Uno de los juegos favoritos de Esteban eran “las escondidas”; ya para entonces, el niño era considerablemente mas alto que Dondín, por lo que le era mas difícil esconderse y, también, presentaba mayores dificultades el hallar al duende, quien, por su tamaño, se ocultaba bajo las plantas o detrás de las piedras y raíces, haciendo mas divertido el juego.

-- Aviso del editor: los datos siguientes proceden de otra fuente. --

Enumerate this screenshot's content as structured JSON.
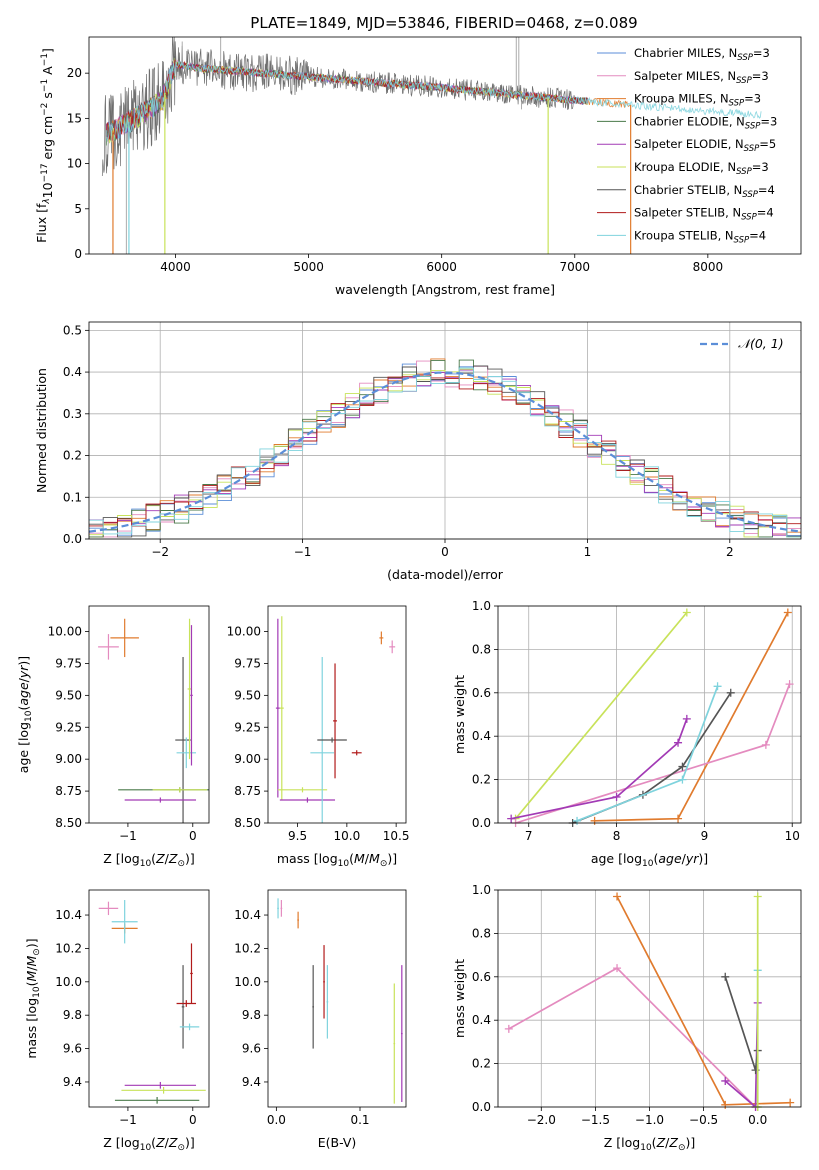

En una ocasión, en la cual Esteban debería esconderse, lo hizo entre la maleza crecida, sin percatarse de que se había tendido sobre un hormiguero, de inmediato los insectos se le subieron al cuerpo y empezaron a picarlo; al escuchar su llanto y valiéndose de su magia, Dondín se presentó de inmediato junto al niño, impidiendo a las hormigas que le hicieran mas daño. Dondín ayudó a Esteban a levantarse y con el jugo de ciertas plantas, pronto alivió su dolor, sin que los padres del niño se percataran del incidente.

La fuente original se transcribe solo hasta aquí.